The Bhattacharrya distance approach has been implemented in several single-cell RNAseq papers, first by [Azizi et al, Cell 2018](https://pubmed.ncbi.nlm.nih.gov/29961579/) and also by [Cillo et al, Immunity 2020](https://pubmed.ncbi.nlm.nih.gov/31924475/).
```{r example}
# Load distdimscr
library(distdimscr)
library(ggplot2)
# Check out UMAP of peripheral blood and tonsil with cell types identified
# Have a look at data-raw for sample acquisition and pre-processing
overall.data <- cbind(overall.umap,overall.metadata)
ggplot(overall.data,aes(x=UMAP_1,y=UMAP_2,colour=cell_types)) +
geom_point() +
theme_bw() +
facet_wrap(~sample_type)
# Check out cell numbers in each sample
knitr::kable(table(overall.data$sample_type,overall.data$cell_types))
# We should only compare cells that are present in both samples
# We will keep B cells, CD4 cells, and CD8 cells
b.cells.tonsil <- rownames(overall.data)[overall.data$cell_types=="B cells" & overall.data$sample_type=="Tonsil"]
b.cells.pbmc <- rownames(overall.data)[overall.data$cell_types=="B cells" & overall.data$sample_type=="PBMC"]
# We have pre-extracted the PCA embeddings from our pre-processed Seurat object
# Let's subset to the cell types identified above
tonsil.b.cells.pca <- overall.pca[b.cells.tonsil,]
pbmc.b.cells.pca <- overall.pca[b.cells.pbmc,]
# Compare tonsil B cells and PBMC B cells - subsample 100 times
bhatt.dist <- bhatt.dist.rand <- vector("logical",length=100)
set.seed("0222")
for (i in 1:100) {
bhatt.dist[[i]] <- dim_dist(embed_mat_x=tonsil.b.cells.pca,embed_mat_y=pbmc.b.cells.pca,dims_use=1:10,num_cells_sample=100,distance_metric="bhatt_dist",random_sample=FALSE)
bhatt.dist.rand[[i]] <- dim_dist(embed_mat_x=tonsil.b.cells.pca,embed_mat_y=pbmc.b.cells.pca,dims_use=1:10,num_cells_sample=100,distance_metric="bhatt_dist",random_sample=TRUE)
}
# Combine the results and plot
bhatt.dist <- data.frame(B.cells.distance=bhatt.dist,comparison="real")
bhatt.dist.rand <- data.frame(B.cells.distance=bhatt.dist.rand,comparison="random")
bhatt.res <- rbind(bhatt.dist,bhatt.dist.rand)
ggplot(bhatt.res,aes(x=comparison,y=B.cells.distance)) +
geom_boxplot(outlier.shape=NA) +
geom_jitter(size=0.5) +
theme_bw() +
xlab("Comparison type") +
ylab("Bhattacharrya distance")
```
## Recommendations for use
When selecting principal components for inclusison, it is best to select those that explain a signifcant amount of the variance.
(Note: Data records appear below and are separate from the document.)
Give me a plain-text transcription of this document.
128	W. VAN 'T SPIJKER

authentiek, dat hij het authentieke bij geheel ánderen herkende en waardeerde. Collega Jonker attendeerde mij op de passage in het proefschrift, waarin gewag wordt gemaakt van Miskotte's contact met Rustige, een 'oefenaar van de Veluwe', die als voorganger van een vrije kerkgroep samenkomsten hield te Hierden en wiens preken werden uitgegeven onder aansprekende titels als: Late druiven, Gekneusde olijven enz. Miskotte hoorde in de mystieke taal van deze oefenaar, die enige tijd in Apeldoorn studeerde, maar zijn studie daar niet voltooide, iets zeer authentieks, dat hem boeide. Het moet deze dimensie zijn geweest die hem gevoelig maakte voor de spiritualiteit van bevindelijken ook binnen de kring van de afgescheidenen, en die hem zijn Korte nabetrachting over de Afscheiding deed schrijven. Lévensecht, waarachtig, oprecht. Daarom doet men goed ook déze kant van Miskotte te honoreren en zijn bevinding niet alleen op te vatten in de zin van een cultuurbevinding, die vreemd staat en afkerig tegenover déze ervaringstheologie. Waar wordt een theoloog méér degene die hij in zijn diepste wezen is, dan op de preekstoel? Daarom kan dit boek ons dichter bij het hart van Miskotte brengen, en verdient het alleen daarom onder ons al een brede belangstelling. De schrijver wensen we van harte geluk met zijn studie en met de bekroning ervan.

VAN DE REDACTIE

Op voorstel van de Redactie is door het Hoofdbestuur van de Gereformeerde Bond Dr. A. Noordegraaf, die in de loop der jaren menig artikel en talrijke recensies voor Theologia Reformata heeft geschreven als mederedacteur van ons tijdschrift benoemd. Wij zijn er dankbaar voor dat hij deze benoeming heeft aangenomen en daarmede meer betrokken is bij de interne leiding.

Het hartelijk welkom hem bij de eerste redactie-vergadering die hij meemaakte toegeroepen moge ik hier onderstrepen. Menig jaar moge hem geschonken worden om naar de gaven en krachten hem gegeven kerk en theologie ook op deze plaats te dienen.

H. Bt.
Here, we selected 10 as a simple use case. Also the number of cells to subset per sample can be thought of as a hyperparameter. While not strictly necessary to subsample, it gives a sense of the underlying distributions that contribute to the high-dimensional differences in distance between the samples.
## Future features
In further iterations of this package, we could include additional functions for direct interaction with Seurat objects and easy ways to measure the distances between multiple cell types.